Além disso, o risco de doenças genéticas não diagnosticadas também é um fator alarmante, já que o histórico de saúde do doador muitas vezes não é avaliado, colocando em risco a saúde da criança gerada.
A ausência de controle médico sobre o processo de doação informal de esperma aumenta consideravelmente os riscos para as mulheres que recorrem a essas práticas. A inseminação caseira feita sem orientação profissional pode levar a infecções uterinas, complicações durante a gestação e até a abortos espontâneos. Mulheres que se expõem a esse tipo de procedimento podem também contrair doenças que comprometam sua saúde a longo prazo.

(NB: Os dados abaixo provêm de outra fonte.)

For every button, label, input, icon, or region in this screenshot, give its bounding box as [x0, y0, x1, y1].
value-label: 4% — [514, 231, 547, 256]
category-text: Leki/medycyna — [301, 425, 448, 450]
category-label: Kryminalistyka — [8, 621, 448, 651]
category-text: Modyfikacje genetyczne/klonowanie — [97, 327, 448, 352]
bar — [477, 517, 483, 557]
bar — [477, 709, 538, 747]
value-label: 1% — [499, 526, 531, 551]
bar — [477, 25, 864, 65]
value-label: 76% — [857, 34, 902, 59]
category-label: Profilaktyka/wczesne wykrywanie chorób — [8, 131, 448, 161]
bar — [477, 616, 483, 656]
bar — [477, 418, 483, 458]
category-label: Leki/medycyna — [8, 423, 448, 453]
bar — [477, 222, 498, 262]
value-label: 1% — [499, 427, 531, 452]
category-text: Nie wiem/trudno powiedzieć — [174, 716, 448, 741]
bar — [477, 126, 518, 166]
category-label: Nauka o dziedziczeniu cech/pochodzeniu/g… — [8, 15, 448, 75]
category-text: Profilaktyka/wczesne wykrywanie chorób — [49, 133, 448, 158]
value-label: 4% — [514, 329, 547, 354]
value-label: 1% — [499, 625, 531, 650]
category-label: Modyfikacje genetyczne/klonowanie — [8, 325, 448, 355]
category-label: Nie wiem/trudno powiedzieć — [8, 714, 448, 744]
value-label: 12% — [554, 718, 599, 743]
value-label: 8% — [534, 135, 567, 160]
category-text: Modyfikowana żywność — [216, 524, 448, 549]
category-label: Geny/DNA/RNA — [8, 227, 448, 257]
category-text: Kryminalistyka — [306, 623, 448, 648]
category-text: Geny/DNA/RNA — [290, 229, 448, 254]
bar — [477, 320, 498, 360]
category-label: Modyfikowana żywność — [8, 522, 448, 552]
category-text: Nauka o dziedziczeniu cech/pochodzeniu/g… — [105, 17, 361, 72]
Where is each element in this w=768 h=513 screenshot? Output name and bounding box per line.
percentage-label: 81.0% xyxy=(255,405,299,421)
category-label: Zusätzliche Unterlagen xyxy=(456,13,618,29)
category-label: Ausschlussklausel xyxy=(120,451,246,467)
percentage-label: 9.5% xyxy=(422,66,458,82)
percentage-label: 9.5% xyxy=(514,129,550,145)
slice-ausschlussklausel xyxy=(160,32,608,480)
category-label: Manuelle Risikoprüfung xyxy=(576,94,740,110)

O uso de métodos caseiros não regulamentados (como seringas ou até métodos sexuais) para a realização da inseminação também traz riscos de complicações físicas, como perfurações ou contaminações. Além disso, muitas dessas mulheres não possuem qualquer acompanhamento psicológico ou aconselhamento jurídico sobre as implicações da doação informal.
A prática de oferecer esperma em grupos informais com fins lucrativos ou por simples conveniência pode ser considerada um crime, conforme a Lei 10.406/2002 (Código Civil Brasileiro). De acordo com a legislação, o pai biológico tem a responsabilidade legal sobre a criança gerada, o que inclui a obrigação de pagar pensão alimentícia e responder por questões relacionadas à guarda e convivência. A doação realizada fora dos parâmetros legais pode resultar em longas batalhas judiciais, com consequências jurídicas inesperadas para as partes envolvidas.
Quando o comércio de esperma é feito com fins lucrativos, o doador e os intermediadores podem ser investigados por crime de tráfico de material biológico humano, o que configura violação das leis sanitárias e pode resultar em sanções penais, além de responsabilidades civis.
Embora as plataformas como Facebook, WhatsApp e Telegram não sejam responsáveis diretamente pelo conteúdo publicado pelos usuários, elas têm o dever de agir prontamente quando notificadas sobre conteúdos ilegais. Grupos que oferecem doação informal de esperma ou ensinam métodos caseiros de inseminação representam um risco à segurança das pessoas, e essas plataformas devem ser mais rigorosas na moderação e monitoramento de atividades ilegais.
De acordo com o Marco Civil da Internet (Lei 12.965/2014), as plataformas digitais têm a obrigação de remover conteúdos que violem as leis brasileiras assim que forem notificadas. Contudo, muitos desses grupos permanecem ativos por dias ou semanas após denúncias, permitindo que mais pessoas sejam expostas a esses riscos.
A reflexão que surge é: até que ponto as plataformas digitais devem ser responsabilizadas por não tomar ações rápidas e eficazes contra atividades ilegais em seus serviços? O vácuo regulatório atual cria um campo fértil para abusos, onde a internet, muitas vezes, age como uma verdadeira "terra sem lei".
O comércio ilegal de esperma e a promoção de práticas médicas sem respaldo científico são questões que exigem ação imediata das autoridades de saúde e justiça. A regulamentação mais rígida sobre a doação de sêmen e a fiscalização das plataformas digitais são passos essenciais para garantir a segurança das mulheres, crianças e de toda a sociedade.
Enquanto isso, é fundamental que as pessoas se conscientizem dos riscos envolvidos nesse tipo de prática informal e busquem alternativas legais e seguras para a reprodução assistida. A responsabilidade deve ser compartilhada entre governo, plataformas digitais e profissionais de saúde, para que possamos combater essas práticas perigosas e garantir que a saúde pública seja preservada.